How many questions are on the BC-HIS exam and how long is it?

The NCE contains 100 scored multiple-choice questions with a 105-minute time limit. Some forms include 15 additional unscored beta items (115 total, 120 minutes). Only the 100 scored items count toward the pass/fail result. The exam is administered at Kryterion computer-based testing centers in the U.S., Canada, and select international sites.

What is the passing score for the BC-HIS exam?

NBC-HIS uses a modified Angoff criterion-referenced methodology to set the passing standard. The actual passing score may vary between test forms based on item difficulty. Candidates receive a pass/fail result immediately after the exam. Failing candidates receive percentage breakdowns by competency area to guide remediation; passing candidates do not receive a numerical score.

What content areas does the BC-HIS exam cover?

The NCE covers five competency domains: Assess Patient Presenting Problem and Needs (22%), Test and Analyze Patient Hearing (26%), Prescribe and Analyze Hearing Instruments (19%), Fit, Adjust, Program, and Service Hearing Instruments (18%), and Counseling, Rehabilitation, and Professional Practice (15%). The Hearing Analysis domain is the largest, reflecting the centrality of audiometric testing in the dispensing role.

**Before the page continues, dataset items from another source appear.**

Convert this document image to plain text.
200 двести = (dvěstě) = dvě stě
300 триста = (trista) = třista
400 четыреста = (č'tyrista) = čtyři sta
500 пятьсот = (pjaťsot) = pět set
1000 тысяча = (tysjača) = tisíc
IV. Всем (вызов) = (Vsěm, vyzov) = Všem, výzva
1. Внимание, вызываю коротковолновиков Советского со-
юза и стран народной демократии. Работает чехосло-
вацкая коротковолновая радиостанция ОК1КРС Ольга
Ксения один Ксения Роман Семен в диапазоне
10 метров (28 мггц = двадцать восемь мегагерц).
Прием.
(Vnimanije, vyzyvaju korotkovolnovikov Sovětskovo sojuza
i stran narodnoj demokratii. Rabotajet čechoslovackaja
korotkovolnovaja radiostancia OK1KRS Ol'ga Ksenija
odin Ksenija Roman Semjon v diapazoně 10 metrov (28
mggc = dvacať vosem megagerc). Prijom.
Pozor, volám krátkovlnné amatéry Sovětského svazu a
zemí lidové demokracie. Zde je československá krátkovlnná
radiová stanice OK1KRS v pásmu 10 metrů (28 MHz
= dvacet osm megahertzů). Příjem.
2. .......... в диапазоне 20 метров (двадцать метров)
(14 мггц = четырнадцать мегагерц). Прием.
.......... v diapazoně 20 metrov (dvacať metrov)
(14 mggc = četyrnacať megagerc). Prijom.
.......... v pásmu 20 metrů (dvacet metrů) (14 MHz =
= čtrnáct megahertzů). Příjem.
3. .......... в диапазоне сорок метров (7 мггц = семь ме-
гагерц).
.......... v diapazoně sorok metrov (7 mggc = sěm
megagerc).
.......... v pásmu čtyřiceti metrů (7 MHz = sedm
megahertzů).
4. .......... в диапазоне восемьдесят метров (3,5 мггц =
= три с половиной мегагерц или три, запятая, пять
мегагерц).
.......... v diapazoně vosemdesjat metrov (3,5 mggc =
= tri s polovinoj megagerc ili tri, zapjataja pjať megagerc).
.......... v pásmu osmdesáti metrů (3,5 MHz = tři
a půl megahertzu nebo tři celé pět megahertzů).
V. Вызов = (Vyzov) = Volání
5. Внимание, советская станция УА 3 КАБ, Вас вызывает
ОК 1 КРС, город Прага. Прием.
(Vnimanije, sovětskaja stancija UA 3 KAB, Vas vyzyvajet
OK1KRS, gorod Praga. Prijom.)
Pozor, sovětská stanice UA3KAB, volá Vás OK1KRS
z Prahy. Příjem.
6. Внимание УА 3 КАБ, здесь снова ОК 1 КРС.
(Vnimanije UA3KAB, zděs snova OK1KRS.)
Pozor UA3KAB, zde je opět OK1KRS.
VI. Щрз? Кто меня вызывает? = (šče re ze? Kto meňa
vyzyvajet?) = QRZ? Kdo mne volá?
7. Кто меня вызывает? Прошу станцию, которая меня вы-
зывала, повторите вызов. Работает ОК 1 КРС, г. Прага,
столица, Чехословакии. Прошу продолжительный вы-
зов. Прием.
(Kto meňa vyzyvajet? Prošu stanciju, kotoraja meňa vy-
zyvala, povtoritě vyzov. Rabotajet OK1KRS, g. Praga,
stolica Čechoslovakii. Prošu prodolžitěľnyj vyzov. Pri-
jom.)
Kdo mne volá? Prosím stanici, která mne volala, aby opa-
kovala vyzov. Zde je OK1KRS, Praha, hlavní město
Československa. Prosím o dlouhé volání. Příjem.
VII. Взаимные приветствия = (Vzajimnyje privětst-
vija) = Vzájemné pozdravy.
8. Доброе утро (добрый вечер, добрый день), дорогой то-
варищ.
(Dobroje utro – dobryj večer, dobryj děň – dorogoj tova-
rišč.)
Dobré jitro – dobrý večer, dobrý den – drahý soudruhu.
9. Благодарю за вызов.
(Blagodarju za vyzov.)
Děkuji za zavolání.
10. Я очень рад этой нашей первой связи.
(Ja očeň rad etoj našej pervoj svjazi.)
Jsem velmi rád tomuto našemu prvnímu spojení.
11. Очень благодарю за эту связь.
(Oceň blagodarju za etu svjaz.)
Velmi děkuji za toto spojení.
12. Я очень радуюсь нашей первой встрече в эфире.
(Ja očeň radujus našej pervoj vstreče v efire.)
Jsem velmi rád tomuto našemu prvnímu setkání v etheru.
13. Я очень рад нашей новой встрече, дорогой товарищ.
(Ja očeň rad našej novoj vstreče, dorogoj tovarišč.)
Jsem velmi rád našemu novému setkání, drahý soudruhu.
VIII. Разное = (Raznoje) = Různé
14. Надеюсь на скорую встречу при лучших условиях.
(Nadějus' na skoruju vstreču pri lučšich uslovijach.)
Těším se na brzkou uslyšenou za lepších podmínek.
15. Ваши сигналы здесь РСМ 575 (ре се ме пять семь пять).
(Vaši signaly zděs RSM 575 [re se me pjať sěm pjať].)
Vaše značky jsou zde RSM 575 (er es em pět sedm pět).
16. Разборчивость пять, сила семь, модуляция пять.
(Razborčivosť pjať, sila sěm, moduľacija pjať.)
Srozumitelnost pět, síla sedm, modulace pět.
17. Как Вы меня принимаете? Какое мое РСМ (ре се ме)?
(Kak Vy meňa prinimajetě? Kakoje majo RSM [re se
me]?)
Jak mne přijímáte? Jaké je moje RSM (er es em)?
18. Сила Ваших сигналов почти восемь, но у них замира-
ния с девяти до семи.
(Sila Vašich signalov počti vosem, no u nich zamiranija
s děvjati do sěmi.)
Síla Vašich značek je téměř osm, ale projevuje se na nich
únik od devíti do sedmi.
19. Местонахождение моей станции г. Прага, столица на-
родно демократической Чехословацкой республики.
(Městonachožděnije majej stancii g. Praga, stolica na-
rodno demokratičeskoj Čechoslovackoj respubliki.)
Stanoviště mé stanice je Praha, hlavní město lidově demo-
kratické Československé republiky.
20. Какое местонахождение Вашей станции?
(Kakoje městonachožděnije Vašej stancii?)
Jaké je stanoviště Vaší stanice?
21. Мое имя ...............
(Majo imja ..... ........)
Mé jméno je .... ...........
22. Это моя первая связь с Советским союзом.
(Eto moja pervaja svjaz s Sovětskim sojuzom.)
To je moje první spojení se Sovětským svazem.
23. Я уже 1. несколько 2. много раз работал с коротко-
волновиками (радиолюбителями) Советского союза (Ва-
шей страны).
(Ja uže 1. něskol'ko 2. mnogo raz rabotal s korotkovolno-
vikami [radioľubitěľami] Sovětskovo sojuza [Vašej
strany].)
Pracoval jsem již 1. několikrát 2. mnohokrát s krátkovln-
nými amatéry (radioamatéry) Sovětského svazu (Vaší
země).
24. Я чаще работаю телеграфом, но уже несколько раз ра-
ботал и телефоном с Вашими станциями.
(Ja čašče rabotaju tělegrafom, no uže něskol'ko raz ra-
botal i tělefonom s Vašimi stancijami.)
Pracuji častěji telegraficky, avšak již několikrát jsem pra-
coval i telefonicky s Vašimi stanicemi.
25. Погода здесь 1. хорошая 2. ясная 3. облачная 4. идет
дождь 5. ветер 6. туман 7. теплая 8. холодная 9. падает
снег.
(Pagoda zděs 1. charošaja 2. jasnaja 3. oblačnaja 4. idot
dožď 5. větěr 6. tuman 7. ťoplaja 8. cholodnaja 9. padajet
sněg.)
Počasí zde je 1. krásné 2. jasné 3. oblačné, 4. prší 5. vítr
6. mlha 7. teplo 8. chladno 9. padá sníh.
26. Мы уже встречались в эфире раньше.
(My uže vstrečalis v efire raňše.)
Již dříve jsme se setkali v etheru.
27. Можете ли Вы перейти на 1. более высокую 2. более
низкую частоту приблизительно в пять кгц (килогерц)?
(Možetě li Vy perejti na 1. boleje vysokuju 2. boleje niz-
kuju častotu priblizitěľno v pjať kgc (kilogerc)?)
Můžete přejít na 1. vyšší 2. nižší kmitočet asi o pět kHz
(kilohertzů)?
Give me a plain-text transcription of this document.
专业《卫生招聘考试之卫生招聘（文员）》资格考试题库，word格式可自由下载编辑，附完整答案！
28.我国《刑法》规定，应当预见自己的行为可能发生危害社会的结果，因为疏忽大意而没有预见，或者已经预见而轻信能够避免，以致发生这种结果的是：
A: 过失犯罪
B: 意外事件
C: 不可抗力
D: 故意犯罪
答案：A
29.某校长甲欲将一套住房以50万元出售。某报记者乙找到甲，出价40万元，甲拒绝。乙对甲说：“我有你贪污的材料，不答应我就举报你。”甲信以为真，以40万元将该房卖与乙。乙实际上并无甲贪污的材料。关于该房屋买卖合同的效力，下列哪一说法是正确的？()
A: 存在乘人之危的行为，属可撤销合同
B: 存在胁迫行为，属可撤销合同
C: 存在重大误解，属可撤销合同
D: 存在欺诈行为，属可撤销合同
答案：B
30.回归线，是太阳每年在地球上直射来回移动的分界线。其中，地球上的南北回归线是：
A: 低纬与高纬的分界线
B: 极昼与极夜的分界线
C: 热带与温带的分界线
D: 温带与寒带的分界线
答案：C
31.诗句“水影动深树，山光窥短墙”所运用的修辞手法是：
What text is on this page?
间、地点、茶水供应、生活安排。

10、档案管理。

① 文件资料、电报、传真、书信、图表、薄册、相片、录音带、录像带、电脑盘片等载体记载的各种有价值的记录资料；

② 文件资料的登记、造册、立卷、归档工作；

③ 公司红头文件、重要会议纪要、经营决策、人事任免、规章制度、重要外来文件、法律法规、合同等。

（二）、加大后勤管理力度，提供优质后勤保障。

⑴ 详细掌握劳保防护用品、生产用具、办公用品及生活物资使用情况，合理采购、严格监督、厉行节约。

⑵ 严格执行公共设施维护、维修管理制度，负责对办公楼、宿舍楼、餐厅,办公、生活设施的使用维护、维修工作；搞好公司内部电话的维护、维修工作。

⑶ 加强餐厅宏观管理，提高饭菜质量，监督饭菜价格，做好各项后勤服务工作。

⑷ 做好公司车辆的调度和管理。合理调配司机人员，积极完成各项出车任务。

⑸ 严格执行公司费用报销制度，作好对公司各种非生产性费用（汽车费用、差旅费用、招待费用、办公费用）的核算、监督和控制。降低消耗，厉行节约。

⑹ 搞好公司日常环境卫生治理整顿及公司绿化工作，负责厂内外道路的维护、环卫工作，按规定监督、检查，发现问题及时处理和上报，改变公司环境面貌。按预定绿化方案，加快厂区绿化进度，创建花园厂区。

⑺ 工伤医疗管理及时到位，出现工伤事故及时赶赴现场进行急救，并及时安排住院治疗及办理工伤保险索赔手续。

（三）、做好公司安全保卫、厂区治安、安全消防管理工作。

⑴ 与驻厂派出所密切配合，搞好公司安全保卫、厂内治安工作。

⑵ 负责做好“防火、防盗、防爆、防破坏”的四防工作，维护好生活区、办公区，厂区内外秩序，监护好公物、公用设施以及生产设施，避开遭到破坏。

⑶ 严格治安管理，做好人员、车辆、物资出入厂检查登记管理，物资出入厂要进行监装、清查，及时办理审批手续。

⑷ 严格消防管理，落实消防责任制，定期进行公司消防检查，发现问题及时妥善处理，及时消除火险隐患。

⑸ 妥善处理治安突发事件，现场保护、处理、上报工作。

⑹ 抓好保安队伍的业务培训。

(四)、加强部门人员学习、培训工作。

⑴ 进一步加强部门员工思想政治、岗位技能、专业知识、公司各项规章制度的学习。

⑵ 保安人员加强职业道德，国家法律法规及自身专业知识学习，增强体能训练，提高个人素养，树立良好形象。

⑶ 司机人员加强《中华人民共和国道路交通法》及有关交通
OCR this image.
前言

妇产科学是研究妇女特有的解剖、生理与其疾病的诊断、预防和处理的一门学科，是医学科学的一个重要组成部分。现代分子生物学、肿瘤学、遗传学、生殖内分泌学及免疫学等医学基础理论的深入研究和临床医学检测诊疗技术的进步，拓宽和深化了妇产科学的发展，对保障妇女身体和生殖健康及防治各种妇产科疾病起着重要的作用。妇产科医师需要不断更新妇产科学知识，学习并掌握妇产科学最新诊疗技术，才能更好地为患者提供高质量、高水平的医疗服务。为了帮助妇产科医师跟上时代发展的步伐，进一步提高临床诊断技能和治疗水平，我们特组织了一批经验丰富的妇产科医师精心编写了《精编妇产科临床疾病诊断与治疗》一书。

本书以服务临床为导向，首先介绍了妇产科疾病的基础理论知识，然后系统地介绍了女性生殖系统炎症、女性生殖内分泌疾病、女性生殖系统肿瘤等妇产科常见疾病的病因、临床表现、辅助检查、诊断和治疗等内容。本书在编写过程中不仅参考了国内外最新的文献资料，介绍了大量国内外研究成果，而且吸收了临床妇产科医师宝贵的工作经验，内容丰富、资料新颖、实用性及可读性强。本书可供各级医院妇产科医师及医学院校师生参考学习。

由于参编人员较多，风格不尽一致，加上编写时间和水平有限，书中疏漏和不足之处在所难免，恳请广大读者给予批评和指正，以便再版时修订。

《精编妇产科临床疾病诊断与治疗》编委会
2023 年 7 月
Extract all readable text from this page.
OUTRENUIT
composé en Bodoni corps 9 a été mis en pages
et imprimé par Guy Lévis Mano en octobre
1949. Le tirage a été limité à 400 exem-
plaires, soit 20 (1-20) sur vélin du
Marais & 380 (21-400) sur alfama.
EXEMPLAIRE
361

How much does the BC-HIS exam cost?

The NBC-HIS NCE exam fee is $225 for candidates in the United States or Canada, and $250 for international candidates. Rescheduling within 72 hours incurs a $95 fee. Annual maintenance fees are also required after certification: $299/year (US) or $215 USD/year (Canada). Bulk exam voucher discounts are available for employers.

How do I maintain my BC-HIS certification?

BC-HIS certification must be renewed every 3 years. Recertification requires 24 continuing education credits earned through approved in-person or online programs. Annual fees ($299 US or $215 Canada) are due by June 30 each year. Excess CE credits do not carry over to the next 3-year cycle. The certification may also be maintained by retaking and passing the NCE.